If you own borosilicate Pryex dishe s no fear. They have to be more than 25 years old to be sure they are indeed Corning dishes. I am not sure if the old Pryex dishes have anything stamped in them that indicates they are made by Corning. You may continue to use the soda lime dishes for holding stuff. Just do not attempt to roast or microwave with them as the hazard is very clear.

The reason the soda lime dishes let go is that over time they
develop micro-cracks. Once a few micro-cracks are present and once some liquid finds its way into the cracks you have the bomb situation. The liquid is like shoving a crowbar in the dish and pulling it apart. Super heated liquids expand rapidly and it is the super heated liquids that force the soda lime glass to shatter into tens of thousands of shards.

Since Corning no longer makes Pyrex and Sylvia proudly holds a
large collection of the soda lime Pyrex, we decided that one bomb in the kitchen is enough. The Pyrex dishes will go bye-bye in this week’s trash. I do not know what we will use for cake and pie dishes going forward . If you have some suggestions we are listening.

I strongly urge you not to use the soda lime Pyrex for the oven, stovetop or microwave. The slightest invisible crack is all it takes to have a mess and a possible injury.
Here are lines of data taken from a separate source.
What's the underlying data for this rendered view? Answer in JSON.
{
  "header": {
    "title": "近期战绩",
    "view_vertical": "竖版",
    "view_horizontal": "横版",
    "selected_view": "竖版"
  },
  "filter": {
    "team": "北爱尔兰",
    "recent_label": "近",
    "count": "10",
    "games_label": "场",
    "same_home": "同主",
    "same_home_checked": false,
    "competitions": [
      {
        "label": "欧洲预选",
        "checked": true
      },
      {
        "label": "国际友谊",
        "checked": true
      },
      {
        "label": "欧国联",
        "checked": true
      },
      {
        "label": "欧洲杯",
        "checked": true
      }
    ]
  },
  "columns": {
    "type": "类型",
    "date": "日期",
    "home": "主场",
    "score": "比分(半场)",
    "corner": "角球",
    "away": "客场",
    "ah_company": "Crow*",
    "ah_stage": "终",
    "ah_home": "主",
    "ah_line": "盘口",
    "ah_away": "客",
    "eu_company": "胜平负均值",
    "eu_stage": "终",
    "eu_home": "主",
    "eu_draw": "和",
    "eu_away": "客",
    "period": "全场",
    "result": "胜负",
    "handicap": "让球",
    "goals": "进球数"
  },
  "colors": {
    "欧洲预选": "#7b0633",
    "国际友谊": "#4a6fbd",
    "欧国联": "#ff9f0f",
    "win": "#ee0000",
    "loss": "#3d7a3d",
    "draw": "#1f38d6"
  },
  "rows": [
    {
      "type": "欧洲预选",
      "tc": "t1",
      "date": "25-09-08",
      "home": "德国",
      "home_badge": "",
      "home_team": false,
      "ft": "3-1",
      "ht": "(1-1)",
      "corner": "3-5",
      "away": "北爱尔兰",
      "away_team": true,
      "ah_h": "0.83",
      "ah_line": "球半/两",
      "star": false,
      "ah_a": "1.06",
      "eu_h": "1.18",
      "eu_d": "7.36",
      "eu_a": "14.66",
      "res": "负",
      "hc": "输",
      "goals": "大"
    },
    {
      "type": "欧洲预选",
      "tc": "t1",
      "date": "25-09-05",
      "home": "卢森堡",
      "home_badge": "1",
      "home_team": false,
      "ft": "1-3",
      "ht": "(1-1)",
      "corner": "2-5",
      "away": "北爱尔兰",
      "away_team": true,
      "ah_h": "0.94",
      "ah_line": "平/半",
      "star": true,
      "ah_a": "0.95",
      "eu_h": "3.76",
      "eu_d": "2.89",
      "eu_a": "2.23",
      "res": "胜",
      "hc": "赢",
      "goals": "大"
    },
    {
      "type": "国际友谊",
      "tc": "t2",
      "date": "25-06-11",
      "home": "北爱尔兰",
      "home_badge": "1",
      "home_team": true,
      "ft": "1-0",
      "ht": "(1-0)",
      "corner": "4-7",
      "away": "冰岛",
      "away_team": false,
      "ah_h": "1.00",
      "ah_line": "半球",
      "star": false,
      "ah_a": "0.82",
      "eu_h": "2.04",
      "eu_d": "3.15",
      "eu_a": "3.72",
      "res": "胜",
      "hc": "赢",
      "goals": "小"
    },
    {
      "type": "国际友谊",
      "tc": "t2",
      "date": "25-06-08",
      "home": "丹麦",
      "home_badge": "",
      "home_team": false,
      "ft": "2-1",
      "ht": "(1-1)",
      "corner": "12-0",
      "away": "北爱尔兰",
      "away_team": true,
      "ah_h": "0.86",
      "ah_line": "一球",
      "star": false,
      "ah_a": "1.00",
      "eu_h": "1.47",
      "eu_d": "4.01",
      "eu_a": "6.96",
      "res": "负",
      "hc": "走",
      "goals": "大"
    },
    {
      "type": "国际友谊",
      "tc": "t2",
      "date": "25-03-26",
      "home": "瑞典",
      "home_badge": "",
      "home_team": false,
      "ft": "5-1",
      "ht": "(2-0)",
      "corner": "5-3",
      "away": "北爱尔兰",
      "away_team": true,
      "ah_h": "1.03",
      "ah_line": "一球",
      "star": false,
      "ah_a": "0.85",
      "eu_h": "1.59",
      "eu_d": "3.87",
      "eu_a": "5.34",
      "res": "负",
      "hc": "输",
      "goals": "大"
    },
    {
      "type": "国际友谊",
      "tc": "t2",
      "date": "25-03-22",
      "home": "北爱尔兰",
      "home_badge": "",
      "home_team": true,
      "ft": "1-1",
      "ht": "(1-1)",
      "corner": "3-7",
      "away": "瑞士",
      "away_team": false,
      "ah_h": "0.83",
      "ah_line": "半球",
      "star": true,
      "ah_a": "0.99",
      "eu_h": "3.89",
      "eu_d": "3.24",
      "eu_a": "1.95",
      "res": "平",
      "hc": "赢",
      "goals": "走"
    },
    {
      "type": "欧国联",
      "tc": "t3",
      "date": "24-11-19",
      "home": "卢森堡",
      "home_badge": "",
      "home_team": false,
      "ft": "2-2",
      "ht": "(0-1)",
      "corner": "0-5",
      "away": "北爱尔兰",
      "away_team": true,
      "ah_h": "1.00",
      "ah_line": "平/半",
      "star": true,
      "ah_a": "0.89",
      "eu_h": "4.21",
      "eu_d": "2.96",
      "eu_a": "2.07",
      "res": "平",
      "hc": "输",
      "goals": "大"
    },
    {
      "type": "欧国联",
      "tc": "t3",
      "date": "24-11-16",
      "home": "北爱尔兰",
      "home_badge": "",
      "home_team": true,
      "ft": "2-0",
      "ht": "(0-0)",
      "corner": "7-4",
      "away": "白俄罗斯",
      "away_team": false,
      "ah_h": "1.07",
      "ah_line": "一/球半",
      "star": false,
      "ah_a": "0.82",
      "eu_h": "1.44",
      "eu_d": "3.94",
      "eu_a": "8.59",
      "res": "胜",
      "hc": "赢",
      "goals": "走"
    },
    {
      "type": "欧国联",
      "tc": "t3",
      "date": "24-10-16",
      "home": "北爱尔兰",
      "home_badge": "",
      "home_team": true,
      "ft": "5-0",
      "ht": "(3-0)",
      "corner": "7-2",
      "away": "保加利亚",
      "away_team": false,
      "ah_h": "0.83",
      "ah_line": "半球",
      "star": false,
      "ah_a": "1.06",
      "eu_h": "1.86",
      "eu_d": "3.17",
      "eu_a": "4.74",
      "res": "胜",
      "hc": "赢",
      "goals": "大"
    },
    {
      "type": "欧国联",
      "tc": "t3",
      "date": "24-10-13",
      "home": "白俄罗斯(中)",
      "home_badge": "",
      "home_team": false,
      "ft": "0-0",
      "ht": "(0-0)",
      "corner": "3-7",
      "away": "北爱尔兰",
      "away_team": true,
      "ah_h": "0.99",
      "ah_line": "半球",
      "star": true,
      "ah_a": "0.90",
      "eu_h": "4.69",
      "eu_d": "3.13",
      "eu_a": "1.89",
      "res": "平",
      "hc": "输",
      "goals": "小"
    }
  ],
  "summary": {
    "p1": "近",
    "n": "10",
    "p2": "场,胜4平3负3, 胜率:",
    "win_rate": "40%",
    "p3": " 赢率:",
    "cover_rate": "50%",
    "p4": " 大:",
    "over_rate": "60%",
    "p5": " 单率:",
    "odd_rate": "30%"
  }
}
As to World Kitchen: them and their cheap dishes. In case
you are wondering: World Kitchen is not a USA company.


You are not going to believe this. Last week it happened to me!!!!! I put a Pyrex casserole dish in my microwave with a little butter in the bottom to warm. It was not in there more than 10 to 15 seconds at the most when it exploded like a bomb in a million pieces all over my microwave. I mean exploded. Unbelievable! I googled and found thousands of other cases, but no where to call to complain (I wonder why). It was a cranberry colored 9X13 microwavable (supposedly) dish. I will never buy Pyrex again. We are just lucky it was contained in the micro, but still had a huge mess. I am going to forward your message to get the message out. I have had this dish for several years. It was cranberry and it had a plastic lid that you could cover it with to take places or put in the fridge. It’s my last Pyrex. There were people that had them explode as they removed them from the oven, on the table, where glass flew all over the kitchen and ruined floors, etc.